Ineos seizing shale gas opportunities; consolidating position in chemical sector
Ineos, a European manufacturer of commodity and intermediate chemicals with 2015 revenues of US$40 billion, is poised to strengthen its position as a global chemical industry giant once it realises the benefits of importing US natural gas liquids (NGLs) and investment in UK shale gas, says new analysis from research firm IHS Markit.
The two investments are intended to improve the cost competitiveness of the privately held company’s UK-based ethylene business, according to the IHS Markit report entitled the IHS Chemical INEOS Competitive Company Analysis.
In an industry where several competitors boast histories dating back at least a century or two, Ineos is a relative newcomer, having started in Europe in 1998. Expanding rapidly since then, primarily through acquisition, Ineos has become one of the top-10 largest chemical producers worldwide. Key acquisitions have included BP’s Innovene olefins and refining business, and ICI’s commodity chemical business.
“Ineos has experienced tremendous growth in a very short period of time, going from a virtual unknown to a leading chemical producer with 65 manufacturing sites in 16 countries,” said Dave Witte, senior vice president at IHS Markit and general manager of its chemical division. He also says that in its first ten years, Ineos acquired more than 20 targets, enabling the company to become a serious, vertically integrated, large-scale producer.
In addition, Witte said, Ineos is a private company, which means that the firm also benefits from a lean and flat hierarchical structure, which assists in its overall efficiency and in avoiding bureaucracy.
Witte also adds, “However, the company is not without challenges, inorganic growth and strong internal derivatisation has driven discontinuities in product integration, which in turn, has led to a net-deficit position for Ineos in ethylene, propylene, benzene and chlorine.”
The IHS Markit report noted that, later in 2016, Ineos expects to become the sole owner of Inovyn, following the acquisition of Solvay’s 50% share for nearly US$382 million. The company also purchased BASF’s 50% stake in Styrolution in 2014, to assume full ownership of the asset and strengthen its market share in the PVC films and compounds segments.
And while many of its competitors are restructuring to better leverage higher margins found in niche or speciality products, Ineos offers a broad slate of products and leads in its chlor-vinyls and styrenics businesses, IHS Markit said.
To strengthen its competitiveness and profitability in its chemicals business and mitigate high energy-feedstock costs for its UK assets, the company plans to enter the upstream business in the UK, pledging to invest US$1 billion to explore and appraise shale gas, which is a longer-term investment due to both the uncertainty of shale gas development and its unique set of business and regulatory challenges.
At present, the company has a dedicated fleet of Dragon class ships to import a steady supply of NGLs from the US, which helps feed two of its four steam crackers in Europe.
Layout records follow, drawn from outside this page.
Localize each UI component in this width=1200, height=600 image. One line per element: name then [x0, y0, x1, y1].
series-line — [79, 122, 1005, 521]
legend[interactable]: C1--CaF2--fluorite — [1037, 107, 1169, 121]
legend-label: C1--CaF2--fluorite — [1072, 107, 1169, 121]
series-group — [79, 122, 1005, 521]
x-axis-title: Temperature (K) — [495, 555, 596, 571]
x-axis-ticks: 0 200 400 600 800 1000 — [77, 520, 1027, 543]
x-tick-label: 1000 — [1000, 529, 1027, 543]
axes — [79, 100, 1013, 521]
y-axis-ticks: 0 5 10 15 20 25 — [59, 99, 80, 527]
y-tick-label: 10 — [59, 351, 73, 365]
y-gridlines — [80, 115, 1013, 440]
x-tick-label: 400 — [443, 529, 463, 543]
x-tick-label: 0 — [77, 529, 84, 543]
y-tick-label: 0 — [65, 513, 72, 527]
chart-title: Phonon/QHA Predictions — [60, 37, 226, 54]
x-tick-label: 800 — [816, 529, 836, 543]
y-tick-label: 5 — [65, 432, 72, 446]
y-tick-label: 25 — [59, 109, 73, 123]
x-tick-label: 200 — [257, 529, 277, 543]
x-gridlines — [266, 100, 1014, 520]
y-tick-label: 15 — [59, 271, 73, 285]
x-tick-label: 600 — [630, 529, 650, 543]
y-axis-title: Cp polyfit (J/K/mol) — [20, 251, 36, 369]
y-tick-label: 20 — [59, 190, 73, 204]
In addition, because these ships offer additional spare capacity, they also provide merchant opportunities for Ineos.
IHS Markit says that the import of US NGLs to the UK Grangemouth plant will shift the plant’s position to that of an advantaged European petrochemical plant, allowing for a favourable impact on the plant’s cash-cost position during the coming years.
Furthermore, since all of the Ineos European crackers have the ability to use different feedstocks in response to price conditions, the firm is said to have a significant advantage over other regional crackers and some of its naphtha-based competitors.
High-demand growth in Asia and credit availability may present opportunities for Ineos to participate in additional joint ventures within the region and optimise market growth, IHS Markit said, while the UK’s recent Brexit vote brings uncertainty and volatility to the UK’s business environment, the report noted.
In the current volatile energy price environment, Ineos’s partial upstream integration and its narrow geographical concentration of assets make weathering volatility more of a challenge, IHS Markit said.
The company has developed several innovative solutions, such as PERT (polyethylene resistant to temperature), which is piping that is increasingly used in domestic hot-water systems, and the company is developing high-rigidity packaging that can be moulded using up to 20% less energy.